Die Demonstranten schlugen die Scheiben der Fassade des Kongressgebäudes ein und drangen in die Eingangshalle vor. Auf Videos war zu sehen, wie Menschen im Plenarsaal des Senats auf Tische und Bänke kletterten. Zuvor waren bereits Hunderte Demonstranten auf das Gelände des Parlaments vorgedrungen und auf das Dach des Gebäudes gelangt. Die Polizei setzte Pfefferspray und Blendgranaten ein, konnte die Unterstützer des früheren rechten Staatschefs Bolsonaro aber nicht aufhalten.

Die Szenen im Video:

Video: twitter/davidrkadler, OxfordDiplomat, reporterenato

«Ich verurteile diese antidemokratischen Handlungen, die dringend mit der Härte des Gesetzes geahndet werden müssen», schrieb Senatspräsident Rodrigo Pacheco auf Twitter. «Ich habe mit dem Gouverneur des Bundesdistrikts, Ibaneis Rocha, telefoniert, mit dem ich in ständigem Kontakt stehe. Der Gouverneur teilte mir mit, dass der gesamte Polizeiapparat sich darauf konzentriert, die Situation unter Kontrolle zu bringen.»

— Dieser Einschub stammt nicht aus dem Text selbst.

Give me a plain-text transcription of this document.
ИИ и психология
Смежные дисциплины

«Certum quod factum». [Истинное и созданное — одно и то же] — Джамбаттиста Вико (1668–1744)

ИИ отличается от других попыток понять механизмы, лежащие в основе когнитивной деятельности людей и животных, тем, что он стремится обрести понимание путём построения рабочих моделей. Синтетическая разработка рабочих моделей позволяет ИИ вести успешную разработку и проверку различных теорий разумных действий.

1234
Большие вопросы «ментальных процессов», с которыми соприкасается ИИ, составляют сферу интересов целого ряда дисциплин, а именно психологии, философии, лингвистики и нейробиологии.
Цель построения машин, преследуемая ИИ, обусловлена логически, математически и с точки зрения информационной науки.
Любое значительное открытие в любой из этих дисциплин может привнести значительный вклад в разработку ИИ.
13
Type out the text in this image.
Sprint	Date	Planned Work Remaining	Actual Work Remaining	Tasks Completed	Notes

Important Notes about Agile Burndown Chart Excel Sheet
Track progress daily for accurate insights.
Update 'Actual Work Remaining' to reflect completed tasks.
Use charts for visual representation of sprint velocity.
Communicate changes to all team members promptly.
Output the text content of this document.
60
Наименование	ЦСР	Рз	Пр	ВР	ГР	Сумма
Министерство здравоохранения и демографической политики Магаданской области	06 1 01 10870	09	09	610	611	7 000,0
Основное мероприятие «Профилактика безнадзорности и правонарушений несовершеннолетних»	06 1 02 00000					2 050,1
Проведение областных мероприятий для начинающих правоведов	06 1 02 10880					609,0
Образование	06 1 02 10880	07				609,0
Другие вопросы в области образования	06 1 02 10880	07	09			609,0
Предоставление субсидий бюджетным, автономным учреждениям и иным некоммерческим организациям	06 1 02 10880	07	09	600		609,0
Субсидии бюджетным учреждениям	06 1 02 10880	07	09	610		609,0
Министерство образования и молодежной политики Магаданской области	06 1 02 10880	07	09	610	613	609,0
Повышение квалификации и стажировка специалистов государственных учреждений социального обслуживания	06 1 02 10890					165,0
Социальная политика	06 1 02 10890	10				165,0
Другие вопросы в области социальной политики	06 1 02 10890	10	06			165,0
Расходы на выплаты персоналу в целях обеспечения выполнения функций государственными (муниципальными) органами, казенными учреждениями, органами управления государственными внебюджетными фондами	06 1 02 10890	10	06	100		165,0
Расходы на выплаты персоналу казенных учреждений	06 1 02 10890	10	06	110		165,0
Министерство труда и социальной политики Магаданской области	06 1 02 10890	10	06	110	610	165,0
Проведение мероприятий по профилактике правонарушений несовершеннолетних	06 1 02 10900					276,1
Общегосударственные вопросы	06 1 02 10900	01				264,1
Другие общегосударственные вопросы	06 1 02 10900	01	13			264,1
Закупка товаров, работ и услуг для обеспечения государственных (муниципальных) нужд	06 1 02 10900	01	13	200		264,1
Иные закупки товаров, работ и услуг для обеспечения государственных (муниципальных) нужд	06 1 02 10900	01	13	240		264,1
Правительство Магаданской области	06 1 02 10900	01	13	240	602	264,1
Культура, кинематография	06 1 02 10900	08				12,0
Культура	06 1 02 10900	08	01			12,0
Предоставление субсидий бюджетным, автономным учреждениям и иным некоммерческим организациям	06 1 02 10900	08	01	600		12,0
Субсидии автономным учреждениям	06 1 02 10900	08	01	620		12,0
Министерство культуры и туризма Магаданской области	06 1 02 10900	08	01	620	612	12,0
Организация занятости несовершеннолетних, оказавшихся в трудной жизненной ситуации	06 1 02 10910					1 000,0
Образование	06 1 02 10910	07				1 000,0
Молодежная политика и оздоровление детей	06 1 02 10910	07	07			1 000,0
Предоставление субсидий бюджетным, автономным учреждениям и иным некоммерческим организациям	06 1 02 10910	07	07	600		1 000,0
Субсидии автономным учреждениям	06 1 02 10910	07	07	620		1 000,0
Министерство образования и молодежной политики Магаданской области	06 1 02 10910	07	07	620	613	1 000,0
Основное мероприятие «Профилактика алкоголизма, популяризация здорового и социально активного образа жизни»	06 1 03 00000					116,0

Die Szenen erinnerten an die Ausschreitungen am Sitz des US-Kapitol in Washington am 6. Januar 2021. Damals hatten Anhänger von Donald Trump das Kapitol gestürmt, in dem die Wahlniederlage des Republikaners gegen Joe Biden beglaubigt werden sollte. Die Menge drang gewaltsam in das Gebäude ein, fünf Menschen starben.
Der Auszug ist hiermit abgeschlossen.